For me, though, this record is original in a musical sense first and foremost. I particularly appreciate the way this music offers up so many fresh drum sounds – even if it’s been labelled, ‘genre: Boom Bap’ on one site - and the way the elements slip/slide and fade into each other. There is something new in this, something enlivening and something necessary. As I wrote when listening to it for the first time, it’s a ‘glorious piece of Romanticism spliced’.

This music is moving on from hip-hop production as form and structure - that is so familiar it could be seen as grid-like - to music that expresses a sensibility that is deeply lyrical. In this regard, it reminds me of Onra’s rehash/recreation of the Chinese voice (see my recent writing on Chinoiseries part 3).

Take the opener, ‘Easily’ on Koala, the musical parts work together beautifully but also in a kind of conflict, with the beat coming in at times with the piano to disappear at other times, enacting a musical form that remains unclear, almost unfamiliar. But there’s also a deep sensuality here: an erotics of music that stems from – and celebrates – tension, while allowing the music simply to just be.  

The beginning reminds me of The Beatles' 'I am the walrus' (here is a weirdo-take that appeals to me, labelled '8-bit version'). If you listen closely to 'Easily' you can hear that the music follows a traditional form (similar to jazz); just before 30 seconds there is a shift, at 2 minutes with the return of the piano it deepens, appears to be insistent. As a piece of music, there appears to be a fine sense of order, or structure, but at the same time it carries with it a false sense of certainty, or security: the centre does not hold (and yet there is pleasure to be found here in all this movement, swimming around itself).  


Check out this great interview with L'Orange from ‘TinyMixtapes’ with L’Orange marking the release of his 2015 record Time? Astonishing! with Kool Keith (also released on Mello Music Group) where the North Carolina-born, Nashville-based producer speaks about the way he feels drawn to early be-bop, or ‘hot jazz’ and how his work with the legend-MC was underpinned by a ‘guardian angel-type time travel idea.’

I pitched the idea to Keith about doing a project about time traveling, because a lot of my stuff is very somber, it’s very dark, it may have some quirkiness to it and some comedy, I hope, but it’s a very dark tone, and so for this one I did want to escape that a little bit and escape myself a little bit. And doing a project with Kool Keith, there’s no way I’m going to get on the phone with him and say, “I want to do this project about a writer who drives himself mad alone in his room and dies.” You know? I’m not going to do that, so I came up with this concept that sort of came [from] this recurring dream I had where I was being followed by a time traveler who was always two minutes in front of me. I sort of became obsessed with this guardian angel-type time travel idea.

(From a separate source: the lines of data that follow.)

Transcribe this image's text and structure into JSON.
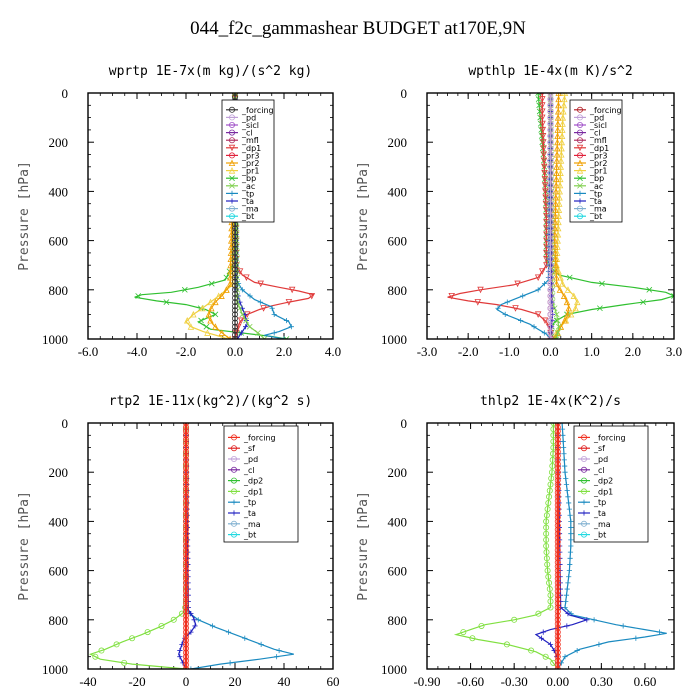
{
  "suptitle": "044_f2c_gammashear  BUDGET at170E,9N",
  "colors": {
    "_forcing": "#b3232a",
    "_pd": "#c0a0d8",
    "_sicl": "#a050c8",
    "_cl": "#7a2aa0",
    "_mfl": "#b03060",
    "_dp1": "#e03a3a",
    "_pr3": "#e0203a",
    "_pr2": "#f0a000",
    "_pr1": "#f0d040",
    "_bp": "#30c030",
    "_ac": "#80d050",
    "_tp": "#1a8ac0",
    "_ta": "#2020c0",
    "_ma": "#80b0d0",
    "_bt": "#20d8e0",
    "_sf": "#e02020",
    "_dp2": "#30c030",
    "_forcing_b": "#f03020",
    "_cl_b": "#f0d040",
    "_dp1_b": "#80e040",
    "_pd_b": "#f0a030"
  },
  "chart_data": [
    {
      "id": "wprtp",
      "type": "line",
      "title": "wprtp   1E-7x(m kg)/(s^2 kg)",
      "ylabel": "Pressure [hPa]",
      "xlim": [
        -6,
        4
      ],
      "ylim": [
        0,
        1000
      ],
      "xticks": [
        "-6.0",
        "-4.0",
        "-2.0",
        "0.0",
        "2.0",
        "4.0"
      ],
      "xtick_values": [
        -6,
        -4,
        -2,
        0,
        2,
        4
      ],
      "yticks": [
        "0",
        "200",
        "400",
        "600",
        "800",
        "1000"
      ],
      "legend": [
        "_forcing",
        "_pd",
        "_sicl",
        "_cl",
        "_mfl",
        "_dp1",
        "_pr3",
        "_pr2",
        "_pr1",
        "_bp",
        "_ac",
        "_tp",
        "_ta",
        "_ma",
        "_bt"
      ],
      "series": [
        {
          "name": "_bp",
          "color": "#30c030",
          "marker": "x",
          "p": [
            0,
            600,
            700,
            760,
            790,
            810,
            820,
            830,
            845,
            860,
            880,
            900,
            930,
            960,
            990,
            1000
          ],
          "v": [
            0,
            0,
            -0.1,
            -0.4,
            -1.5,
            -2.6,
            -3.8,
            -4.1,
            -3.2,
            -2.0,
            -1.2,
            -0.8,
            -1.5,
            -1.0,
            1.5,
            2.1
          ]
        },
        {
          "name": "_dp1",
          "color": "#e03a3a",
          "marker": "v",
          "p": [
            0,
            700,
            740,
            770,
            790,
            805,
            820,
            835,
            850,
            865,
            880,
            900,
            930,
            960,
            990,
            1000
          ],
          "v": [
            0,
            0.05,
            0.3,
            0.8,
            1.8,
            2.6,
            3.2,
            3.0,
            2.2,
            1.5,
            1.0,
            0.5,
            0.2,
            0.1,
            0,
            0
          ]
        },
        {
          "name": "_pr1",
          "color": "#f0d040",
          "marker": "^",
          "p": [
            0,
            780,
            820,
            850,
            880,
            900,
            930,
            950,
            970,
            990,
            1000
          ],
          "v": [
            0,
            -0.1,
            -0.6,
            -1.0,
            -1.4,
            -1.7,
            -2.0,
            -1.8,
            -1.3,
            -0.6,
            -0.3
          ]
        },
        {
          "name": "_pr2",
          "color": "#f0a000",
          "marker": "^",
          "p": [
            0,
            780,
            820,
            850,
            880,
            910,
            940,
            970,
            1000
          ],
          "v": [
            0,
            -0.2,
            -0.5,
            -0.8,
            -1.0,
            -1.1,
            -0.9,
            -0.6,
            -0.2
          ]
        },
        {
          "name": "_tp",
          "color": "#1a8ac0",
          "marker": "+",
          "p": [
            0,
            760,
            800,
            840,
            870,
            900,
            930,
            950,
            970,
            985,
            1000
          ],
          "v": [
            0,
            0.05,
            0.3,
            0.8,
            1.5,
            1.6,
            2.2,
            2.3,
            1.8,
            1.2,
            2.0
          ]
        },
        {
          "name": "_ta",
          "color": "#2020c0",
          "marker": "+",
          "p": [
            0,
            800,
            850,
            900,
            940,
            970,
            1000
          ],
          "v": [
            0,
            0.05,
            0.2,
            0.4,
            0.5,
            0.3,
            0.1
          ]
        },
        {
          "name": "_ac",
          "color": "#80d050",
          "marker": "x",
          "p": [
            0,
            850,
            900,
            950,
            980,
            1000
          ],
          "v": [
            0,
            0.1,
            0.3,
            0.6,
            1.0,
            1.2
          ]
        },
        {
          "name": "_forcing",
          "color": "#303030",
          "marker": "o",
          "p": [
            0,
            100,
            200,
            300,
            400,
            500,
            600,
            700,
            800,
            900,
            1000
          ],
          "v": [
            0,
            0,
            0,
            0,
            0,
            0,
            0,
            0,
            0,
            0,
            0
          ]
        }
      ]
    },
    {
      "id": "wpthlp",
      "type": "line",
      "title": "wpthlp   1E-4x(m K)/s^2",
      "ylabel": "Pressure [hPa]",
      "xlim": [
        -3,
        3
      ],
      "ylim": [
        0,
        1000
      ],
      "xticks": [
        "-3.0",
        "-2.0",
        "-1.0",
        "0.0",
        "1.0",
        "2.0",
        "3.0"
      ],
      "xtick_values": [
        -3,
        -2,
        -1,
        0,
        1,
        2,
        3
      ],
      "yticks": [
        "0",
        "200",
        "400",
        "600",
        "800",
        "1000"
      ],
      "legend": [
        "_forcing",
        "_pd",
        "_sicl",
        "_cl",
        "_mfl",
        "_dp1",
        "_pr3",
        "_pr2",
        "_pr1",
        "_bp",
        "_ac",
        "_tp",
        "_ta",
        "_ma",
        "_bt"
      ],
      "series": [
        {
          "name": "_bp",
          "color": "#30c030",
          "marker": "x",
          "p": [
            0,
            100,
            200,
            300,
            400,
            500,
            600,
            650,
            700,
            740,
            770,
            790,
            810,
            825,
            840,
            860,
            880,
            900,
            930,
            960,
            990,
            1000
          ],
          "v": [
            -0.3,
            -0.25,
            -0.2,
            -0.15,
            -0.12,
            -0.1,
            -0.1,
            -0.1,
            -0.05,
            0.2,
            1.0,
            2.0,
            2.8,
            3.0,
            2.7,
            1.8,
            1.0,
            0.4,
            0.1,
            0,
            0.05,
            0.1
          ]
        },
        {
          "name": "_dp1",
          "color": "#e03a3a",
          "marker": "v",
          "p": [
            0,
            100,
            300,
            500,
            700,
            750,
            780,
            800,
            815,
            830,
            845,
            860,
            880,
            900,
            930,
            960,
            1000
          ],
          "v": [
            -0.2,
            -0.2,
            -0.15,
            -0.1,
            -0.1,
            -0.3,
            -0.9,
            -1.7,
            -2.2,
            -2.5,
            -2.0,
            -1.3,
            -0.7,
            -0.3,
            -0.1,
            0,
            0
          ]
        },
        {
          "name": "_tp",
          "color": "#1a8ac0",
          "marker": "+",
          "p": [
            0,
            760,
            800,
            840,
            860,
            880,
            900,
            920,
            940,
            960,
            980,
            1000
          ],
          "v": [
            0,
            -0.05,
            -0.3,
            -0.9,
            -1.2,
            -1.3,
            -1.1,
            -0.8,
            -0.5,
            -0.3,
            -0.1,
            0
          ]
        },
        {
          "name": "_pr1",
          "color": "#f0d040",
          "marker": "^",
          "p": [
            0,
            100,
            300,
            500,
            700,
            780,
            820,
            850,
            880,
            910,
            940,
            970,
            1000
          ],
          "v": [
            0.35,
            0.3,
            0.25,
            0.2,
            0.15,
            0.3,
            0.55,
            0.65,
            0.6,
            0.45,
            0.3,
            0.15,
            0.1
          ]
        },
        {
          "name": "_pr2",
          "color": "#f0a000",
          "marker": "^",
          "p": [
            0,
            300,
            600,
            780,
            830,
            870,
            910,
            950,
            1000
          ],
          "v": [
            0.2,
            0.15,
            0.1,
            0.15,
            0.35,
            0.45,
            0.4,
            0.25,
            0.1
          ]
        },
        {
          "name": "_ac",
          "color": "#80d050",
          "marker": "x",
          "p": [
            0,
            850,
            900,
            950,
            1000
          ],
          "v": [
            0,
            0.05,
            0.15,
            0.2,
            0.15
          ]
        },
        {
          "name": "_ta",
          "color": "#2020c0",
          "marker": "+",
          "p": [
            0,
            800,
            900,
            1000
          ],
          "v": [
            0,
            0.02,
            0.05,
            0
          ]
        },
        {
          "name": "_mfl",
          "color": "#b03060",
          "marker": "o",
          "p": [
            0,
            300,
            700,
            1000
          ],
          "v": [
            0,
            0,
            0,
            0
          ]
        },
        {
          "name": "_pd",
          "color": "#c0a0d8",
          "marker": "o",
          "p": [
            0,
            100,
            200,
            300,
            400,
            500,
            600,
            700,
            800,
            900,
            1000
          ],
          "v": [
            0,
            0,
            0,
            0,
            0,
            0,
            0,
            0,
            0,
            0,
            0
          ]
        }
      ]
    },
    {
      "id": "rtp2",
      "type": "line",
      "title": "rtp2   1E-11x(kg^2)/(kg^2 s)",
      "ylabel": "Pressure [hPa]",
      "xlim": [
        -40,
        60
      ],
      "ylim": [
        0,
        1000
      ],
      "xticks": [
        "-40",
        "-20",
        "0",
        "20",
        "40",
        "60"
      ],
      "xtick_values": [
        -40,
        -20,
        0,
        20,
        40,
        60
      ],
      "yticks": [
        "0",
        "200",
        "400",
        "600",
        "800",
        "1000"
      ],
      "legend": [
        "_forcing",
        "_sf",
        "_pd",
        "_cl",
        "_dp2",
        "_dp1",
        "_tp",
        "_ta",
        "_ma",
        "_bt"
      ],
      "series": [
        {
          "name": "_dp1",
          "color": "#80e040",
          "marker": "o",
          "p": [
            0,
            740,
            770,
            800,
            830,
            860,
            890,
            920,
            940,
            960,
            980,
            1000
          ],
          "v": [
            0,
            0,
            -1,
            -5,
            -11,
            -18,
            -26,
            -33,
            -39,
            -35,
            -22,
            0
          ]
        },
        {
          "name": "_tp",
          "color": "#1a8ac0",
          "marker": "+",
          "p": [
            0,
            740,
            770,
            800,
            830,
            860,
            890,
            920,
            940,
            960,
            980,
            1000
          ],
          "v": [
            0,
            0,
            1,
            5,
            12,
            20,
            28,
            36,
            44,
            30,
            14,
            2
          ]
        },
        {
          "name": "_ta",
          "color": "#2020c0",
          "marker": "+",
          "p": [
            0,
            760,
            790,
            820,
            850,
            880,
            910,
            940,
            960,
            980,
            1000
          ],
          "v": [
            0,
            1,
            3,
            4,
            2,
            -1,
            -2,
            -3,
            -2,
            -1,
            0
          ]
        },
        {
          "name": "_forcing",
          "color": "#f03020",
          "marker": "o",
          "p": [
            0,
            100,
            200,
            300,
            400,
            500,
            600,
            700,
            800,
            900,
            1000
          ],
          "v": [
            0,
            0,
            0,
            0,
            0,
            0,
            0,
            0,
            0,
            0,
            0
          ]
        }
      ]
    },
    {
      "id": "thlp2",
      "type": "line",
      "title": "thlp2   1E-4x(K^2)/s",
      "ylabel": "Pressure [hPa]",
      "xlim": [
        -0.9,
        0.8
      ],
      "ylim": [
        0,
        1000
      ],
      "xticks": [
        "-0.90",
        "-0.60",
        "-0.30",
        "0.00",
        "0.30",
        "0.60"
      ],
      "xtick_values": [
        -0.9,
        -0.6,
        -0.3,
        0,
        0.3,
        0.6
      ],
      "yticks": [
        "0",
        "200",
        "400",
        "600",
        "800",
        "1000"
      ],
      "legend": [
        "_forcing",
        "_sf",
        "_pd",
        "_cl",
        "_dp2",
        "_dp1",
        "_tp",
        "_ta",
        "_ma",
        "_bt"
      ],
      "series": [
        {
          "name": "_dp1",
          "color": "#80e040",
          "marker": "o",
          "p": [
            0,
            100,
            200,
            300,
            400,
            500,
            600,
            700,
            750,
            780,
            800,
            820,
            840,
            860,
            880,
            900,
            930,
            960,
            1000
          ],
          "v": [
            -0.03,
            -0.03,
            -0.04,
            -0.06,
            -0.08,
            -0.08,
            -0.07,
            -0.05,
            -0.05,
            -0.15,
            -0.3,
            -0.5,
            -0.6,
            -0.7,
            -0.55,
            -0.35,
            -0.15,
            -0.05,
            0
          ]
        },
        {
          "name": "_tp",
          "color": "#1a8ac0",
          "marker": "+",
          "p": [
            0,
            100,
            200,
            300,
            400,
            500,
            600,
            700,
            750,
            780,
            800,
            820,
            840,
            855,
            870,
            890,
            920,
            950,
            1000
          ],
          "v": [
            0.03,
            0.04,
            0.05,
            0.07,
            0.09,
            0.09,
            0.08,
            0.06,
            0.05,
            0.1,
            0.25,
            0.4,
            0.6,
            0.75,
            0.6,
            0.35,
            0.15,
            0.05,
            0
          ]
        },
        {
          "name": "_ta",
          "color": "#2020c0",
          "marker": "+",
          "p": [
            0,
            750,
            780,
            800,
            820,
            840,
            860,
            880,
            900,
            930,
            960,
            1000
          ],
          "v": [
            0,
            0.02,
            0.08,
            0.2,
            0.1,
            -0.05,
            -0.15,
            -0.1,
            -0.05,
            -0.02,
            0,
            0
          ]
        },
        {
          "name": "_forcing",
          "color": "#f03020",
          "marker": "o",
          "p": [
            0,
            100,
            200,
            300,
            400,
            500,
            600,
            700,
            800,
            900,
            1000
          ],
          "v": [
            0,
            0,
            0,
            0,
            0,
            0,
            0,
            0,
            0,
            0,
            0
          ]
        }
      ]
    }
  ]
}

Sometimes in music, I think, the easier the concept at its core, or the easier the premise, the more you can expand on it and [have] people still be able to digest it. So I pitched this idea to Kool Keith about doing this time travel record, but what was really important to me was that we could explore the ideas about a man without time, while still allowing Keith to be abstract and indulge in his non-sequitur style and do what he invented, really. I wanted to put Keith in a position to be himself, and do the same for me…

He was feeling it, and he introduced a couple concepts about space travel tied in with that. I liked that, because the way I envisioned it was him moving purely to the future, like he ate breakfast and was like, “Alright, what am I going to do today? I’ll go to the future.” So yeah, he really embraced it.